Detecting CSA While Respecting Encryption: A Delicate Balance To Strike for the EU
- Fighting child sexual abuse (CSA) is crucial, but it can’t come at the expense of encryption
- Measures like client-side scanning risk undermining Europeans’ right to privacy
- Scanning online content for unknown child sexual abuse material (CSAM) and grooming poses unique challenges
Imagine the following: you go to a public toilet and are surprised to see that – due to recent legislation to promote “transparency” – all of the stalls now have see-through walls made out of glass. You are still perfectly able to use your own cubicle, but other people will see you. Proponents say they have “nothing to hide” – and neither do you. But would you feel comfortable?
Now imagine if the same would happen to your private communications, such as instant messaging apps. Well, there’s a real risk that new EU rules might end up doing exactly that.
Detection and prosecution of crime is without a doubt fundamental to giving people a sense of security and peace of mind. This is even more important when we talk about crimes affecting children, such as CSA. In this context, it is important that every part of society steps up its game to prevent such heinous material from being circulated on the internet.
However, the EU rules to prevent and combat child sexual abuse (CSA Regulation) that were proposed by the European Commission, could mandate providers of online services to deploy certain (potentially) invasive technological solutions to execute detection orders in the near future. This would effectively destroy the unique protections that encrypted communications, including end-to-end encryption, provide to users.

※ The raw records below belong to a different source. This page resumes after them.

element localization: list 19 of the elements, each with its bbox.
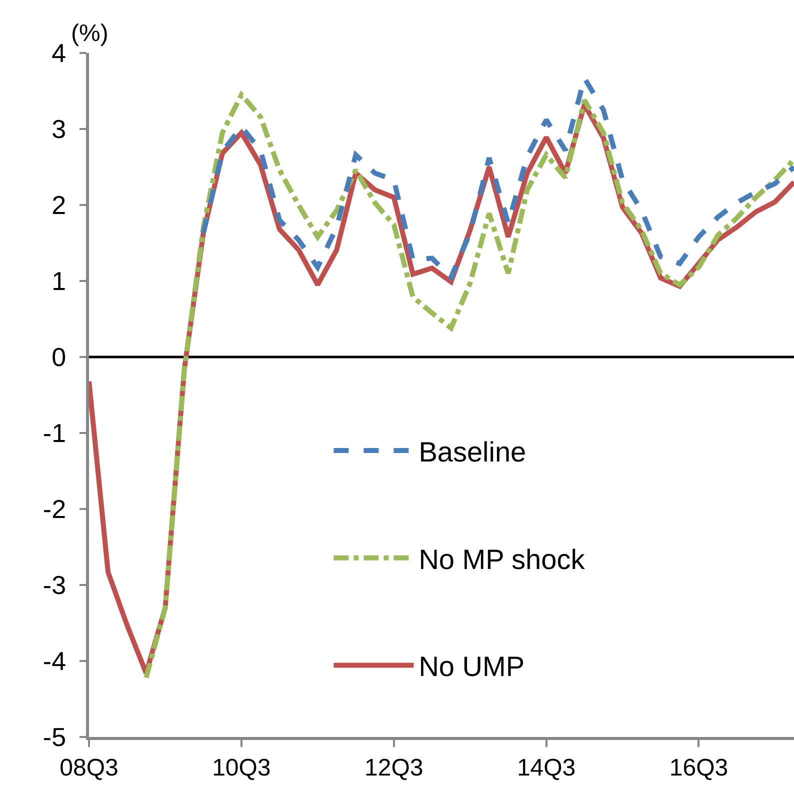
x-tick-label: 16Q3 [669,754,728,782]
y-tick-label: -4 [42,646,66,676]
y-tick-label: -5 [42,722,66,752]
legend-label: No UMP [418,651,524,682]
legend-label: No MP shock [418,544,586,575]
y-tick-label: -1 [42,418,66,448]
y-tick-label: -2 [42,494,66,524]
x-tick-label: 10Q3 [212,754,271,782]
legend-label: Baseline [418,436,526,468]
y-tick-label: 3 [52,114,66,144]
y-tick-label: 0 [52,342,66,372]
y-tick-label: -3 [42,570,66,600]
x-tick-label: 14Q3 [516,754,576,782]
x-tick-label: 08Q3 [60,754,118,782]
y-tick-label: 4 [52,38,66,68]
y-axis-title: (%) [71,20,108,47]
y-tick-label: 1 [52,266,66,296]
y-tick-label: 2 [52,190,66,220]
x-tick-label: 12Q3 [364,754,424,782]
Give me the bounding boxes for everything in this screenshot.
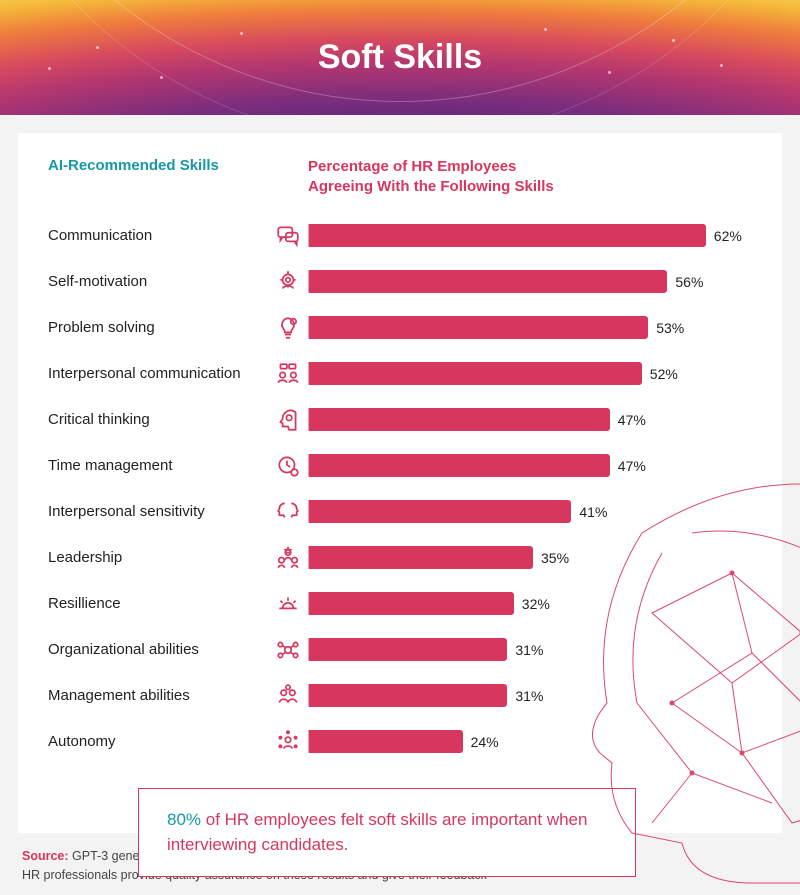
bar-value: 31% [515, 642, 543, 658]
source-label: Source: [22, 849, 69, 863]
bar-value: 47% [618, 458, 646, 474]
chart-row: Interpersonal sensitivity 41% [48, 492, 752, 532]
skill-label: Management abilities [48, 687, 268, 704]
bar-fill [309, 546, 533, 569]
bar-track: 41% [308, 500, 752, 523]
bar-value: 41% [579, 504, 607, 520]
bar-value: 35% [541, 550, 569, 566]
chart-row: Autonomy 24% [48, 722, 752, 762]
chart-row: Time management 47% [48, 446, 752, 486]
bar-chart: Communication 62% Self-motivation 56% Proble… [48, 216, 752, 762]
bar-fill [309, 454, 610, 477]
skill-label: Critical thinking [48, 411, 268, 428]
bar-track: 62% [308, 224, 752, 247]
bar-value: 32% [522, 596, 550, 612]
left-col-label: AI-Recommended Skills [48, 157, 308, 198]
bar-value: 56% [675, 274, 703, 290]
bar-fill [309, 684, 507, 707]
chart-row: Communication 62% [48, 216, 752, 256]
bar-fill [309, 362, 642, 385]
page-title: Soft Skills [318, 38, 482, 77]
bar-value: 24% [471, 734, 499, 750]
skill-label: Organizational abilities [48, 641, 268, 658]
bar-value: 52% [650, 366, 678, 382]
bar-value: 31% [515, 688, 543, 704]
bar-value: 62% [714, 228, 742, 244]
chat-icon [268, 223, 308, 249]
skill-label: Interpersonal communication [48, 365, 268, 382]
bar-track: 47% [308, 454, 752, 477]
bar-fill [309, 500, 571, 523]
chart-row: Management abilities 31% [48, 676, 752, 716]
team-star-icon [268, 545, 308, 571]
bar-track: 52% [308, 362, 752, 385]
bar-value: 53% [656, 320, 684, 336]
skill-label: Communication [48, 227, 268, 244]
chart-row: Organizational abilities 31% [48, 630, 752, 670]
bar-fill [309, 408, 610, 431]
right-col-label: Percentage of HR Employees Agreeing With… [308, 157, 752, 198]
person-orbit-icon [268, 729, 308, 755]
people-gear-icon [268, 683, 308, 709]
header-banner: Soft Skills [0, 0, 800, 115]
network-gear-icon [268, 637, 308, 663]
bar-track: 32% [308, 592, 752, 615]
chart-row: Self-motivation 56% [48, 262, 752, 302]
callout-pct: 80% [167, 810, 201, 829]
callout-body: of HR employees felt soft skills are imp… [167, 810, 587, 855]
chart-row: Interpersonal communication 52% [48, 354, 752, 394]
skill-label: Autonomy [48, 733, 268, 750]
callout-box: 80% of HR employees felt soft skills are… [138, 788, 636, 877]
skill-label: Interpersonal sensitivity [48, 503, 268, 520]
bar-track: 35% [308, 546, 752, 569]
bar-value: 47% [618, 412, 646, 428]
sunrise-icon [268, 591, 308, 617]
skill-label: Leadership [48, 549, 268, 566]
skill-label: Time management [48, 457, 268, 474]
bar-fill [309, 224, 706, 247]
chart-row: Leadership 35% [48, 538, 752, 578]
two-heads-icon [268, 499, 308, 525]
chart-row: Problem solving 53% [48, 308, 752, 348]
bar-track: 56% [308, 270, 752, 293]
chart-row: Critical thinking 47% [48, 400, 752, 440]
bar-fill [309, 316, 648, 339]
bar-track: 31% [308, 638, 752, 661]
bar-fill [309, 730, 463, 753]
bar-fill [309, 270, 667, 293]
clock-gear-icon [268, 453, 308, 479]
skill-label: Self-motivation [48, 273, 268, 290]
bar-track: 53% [308, 316, 752, 339]
bar-track: 31% [308, 684, 752, 707]
target-head-icon [268, 269, 308, 295]
skill-label: Problem solving [48, 319, 268, 336]
skill-label: Resillience [48, 595, 268, 612]
column-headers: AI-Recommended Skills Percentage of HR E… [48, 157, 752, 198]
main-panel: AI-Recommended Skills Percentage of HR E… [18, 133, 782, 833]
head-gear-icon [268, 407, 308, 433]
chart-row: Resillience 32% [48, 584, 752, 624]
bar-fill [309, 638, 507, 661]
bar-track: 47% [308, 408, 752, 431]
two-people-chat-icon [268, 361, 308, 387]
bar-track: 24% [308, 730, 752, 753]
bar-fill [309, 592, 514, 615]
bulb-gear-icon [268, 315, 308, 341]
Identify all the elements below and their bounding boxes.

Right now, Members of the European Parliament and EU Member States are in the process of finalising their respective positions on the Commission’s controversial CSA proposal.
In trying to find a compromise, some have floated the idea of introducing “alternative” solutions, such as client-side scanning. That is the scanning of content on the sender’s device, looking for matches with potentially dangerous content, before the message is sent to the intended recipient. What those people don’t account for is the fact that this would still seriously undermine the robust protection to users’ privacy and confidentiality provided by end-to-end encryption.
Indeed, in recent months we have heard from experts and academics that current detection technologies are just not accurate enough to effectively detect CSA or exploitation. Given the large volume of material to be scanned, processing false positives would also require extensive resources and human effort. And what will happen to people whose false-positive content is still pending further review by a human? Will they be blocked from sending messages in the meantime?
Not only is today’s technology too inaccurate, but it can also be circumvented. Over the past few years we’ve seen multiple instances where simple manipulation of images lead to the content not being detected as CSAM. This is exactly why those debating the proposed CSA Regulation should exercise additional caution when calling for the detection of unknown CSAM and the solicitation of children (also known as “grooming”). Especially given the added difficulties in detecting such content and the risk of breaking the ban on general monitoring enshrined in the Digital Services Act.
Lately, we have seen many different stakeholders and parts of society ring the alarm bell about the dangers of introducing such back doors or weakening encrypted systems. Warnings have been issued by computer scientists, academics, and a wide range of industry and digital rights representatives, among others.
They all agree: it is absolutely crucial that the EU co-legislators ensure the CSA Regulation’s obligations end up being proportionate to the known risks and explicitly exclude any weakening or prohibition of encryption, including (but not limited to) end-to-end encryption.
It goes without saying that we all want a world without CSAM. However, it’s unacceptable to rely on detection technology that is not mature enough to scan (personal) content, let alone mandating measures that would make our private communications less secure.
EU lawmakers need to introduce appropriate safeguards, so that CSA prevention, detection, and removal can still take place in a proportionate way, without undermining users’ rights.